Meski sebagian orang Nusantara akhirnya jadi lebih akrab dengan air tawar di pegunungan dan pedalaman, sebagian lagi tetap lebih akrab dengan air asin. Di antara mereka ini yang paling mencolok adalah suku Bajo, pengembara laut ulung yang tak pernah merasa harus dibatasi oleh daratan. Namun, suku Bajo di Indonesia5 tetap tahu arti berbulat tekad bagi nusa, bangsa, dan bahasa Indonesia.
Pada tanggal 17 Agustus 2016 suku Bajo di Torosiaje, Gorontalo, berupacara bendera secara khas. Di atas air asin mereka menggelar panggung berpelampung busa gabus. Di sisi kiri, kanan, dan depan panggung berjajarlah perahu-perahu tempat para peserta upacara berdiri. Seorang perempuan berjalan di lorong kampung terapung sambil membawa baki berisi bendera Merah Putih dengan disertai oleh tetua adat dan lima penabuh rebana. Mereka naik perahu menuju panggung.
Bendera itu pun diterima oleh tiga orang berpakaian putih lalu dibawa ke tiang di ujung panggung. Penghuni kampung terapung menonton dari rumah-rumah mereka sewaktu bendera dikibarkan dengan iringan lagu “Indonesia Raya”. Ketika upacara selesai, khalayak bersorak sambil melambai-lambaikan bendera kecil dan menyanyikan lagu berbahasa Bajo.6
Itulah cerminan semarak perayaan kebulatan tekad di perairan Indonesia (asin ataupun tawar) yang akan mendirgahayukan Indonesia. Selamat ulang tahun, bangsa kepulauan!
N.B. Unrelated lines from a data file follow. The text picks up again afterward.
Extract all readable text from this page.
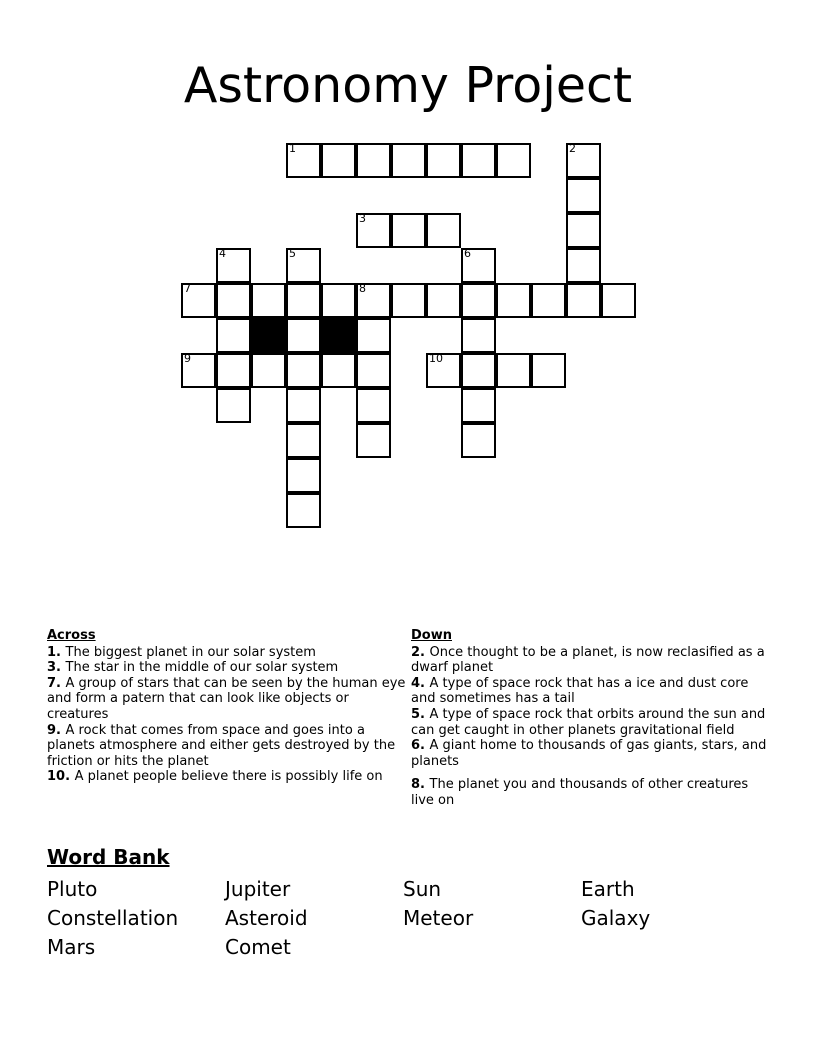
Astronomy Project
1	2
3
4	5	6
7	8
9	10
Across

1. The biggest planet in our solar system

3. The star in the middle of our solar system

7. A group of stars that can be seen by the human eye and form a patern that can look like objects or creatures

9. A rock that comes from space and goes into a planets atmosphere and either gets destroyed by the friction or hits the planet

10. A planet people believe there is possibly life on

Down

2. Once thought to be a planet, is now reclasified as a dwarf planet

4. A type of space rock that has a ice and dust core and sometimes has a tail

5. A type of space rock that orbits around the sun and can get caught in other planets gravitational field

6. A giant home to thousands of gas giants, stars, and planets

8. The planet you and thousands of other creatures live on

Word Bank
Pluto	Jupiter	Sun	Earth
Constellation Asteroid	Meteor	Galaxy
Mars	Comet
S.P. Tumanggor adalah seorang pengalih bahasa yang bermukim di Bandung, Jawa Barat.
Catatan
1 Dwi Rahayu. “Spesial HUT RI, Acarina Gelar Upacara di Goa Ngerong” dalam situs Blok Tuban. <http://bloktuban.com/berita-read.php/?show=5269-spesial-hut-ri-acarina-gelar-upacara-di-goa-ngerong.html>; Pipiet Wibawanto. “Ketika Upacara Kemerdekaan Ke-71 Digelar di Dalam Goa” dalam situs Okezone News. <https://news.okezone.com/read/2016/08/17/519/1465765/ketika-upacara-kemerdekaan-ke-71-digelar-di-dalam-goa>.
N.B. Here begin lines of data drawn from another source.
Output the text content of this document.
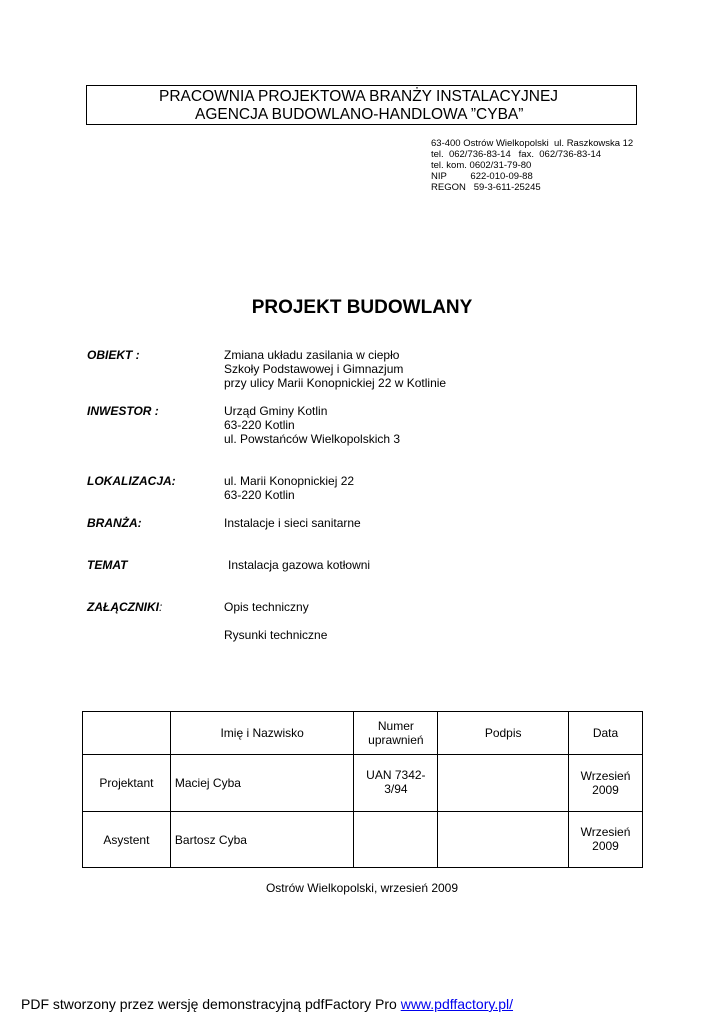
PRACOWNIA PROJEKTOWA BRANŻY INSTALACYJNEJ
AGENCJA BUDOWLANO-HANDLOWA ”CYBA”
63-400 Ostrów Wielkopolski  ul. Raszkowska 12
tel.  062/736-83-14   fax.  062/736-83-14
tel. kom. 0602/31-79-80
NIP         622-010-09-88
REGON   59-3-611-25245
PROJEKT BUDOWLANY
OBIEKT :	Zmiana układu zasilania w ciepło
Szkoły Podstawowej i Gimnazjum
przy ulicy Marii Konopnickiej 22 w Kotlinie
INWESTOR :	Urząd Gminy Kotlin
63-220 Kotlin
ul. Powstańców Wielkopolskich 3
LOKALIZACJA:	ul. Marii Konopnickiej 22
63-220 Kotlin
BRANŻA:	Instalacje i sieci sanitarne
TEMAT	Instalacja gazowa kotłowni
ZAŁĄCZNIKI:	Opis techniczny
Rysunki techniczne
	Imię i Nazwisko	Numer uprawnień	Podpis	Data
Projektant	Maciej Cyba	UAN 7342-3/94		Wrzesień 2009
Asystent	Bartosz Cyba			Wrzesień 2009
Ostrów Wielkopolski, wrzesień 2009
PDF stworzony przez wersję demonstracyjną pdfFactory Pro www.pdffactory.pl/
2 Galih Prasetyo. “Merah Putih Berkibar di Antara Hiu” dalam situs Kompas. <https://regional.kompas.com/read/2012/08/17/17572175/Merah.Putih.Berkibar.di.Antara.Hiu>. Dessy Suciati Saputri. “Upacara Bendera di Kerumunan Hiu” dalam situs Republika. <https://www.republika.co.id/berita/nasional/umum/12/08/18/m8wn3i-upacara-bendera-di-kerumunan-hiu>.
3 Galih Prasetyo, Kompas.
4 Dwi Rahayu, Blok Tuban.
5 Suku Bajo di Indonesia adalah suku Bajo yang hidup di wilayah Kepulauan Indonesia dan menjadi warga negara Indonesia. Sebagai pengembara laut yang ulung, suku Bajo menjelajahi berbagai belahan dunia sehingga tidak semua hidup di wilayah Kepulauan Indonesia.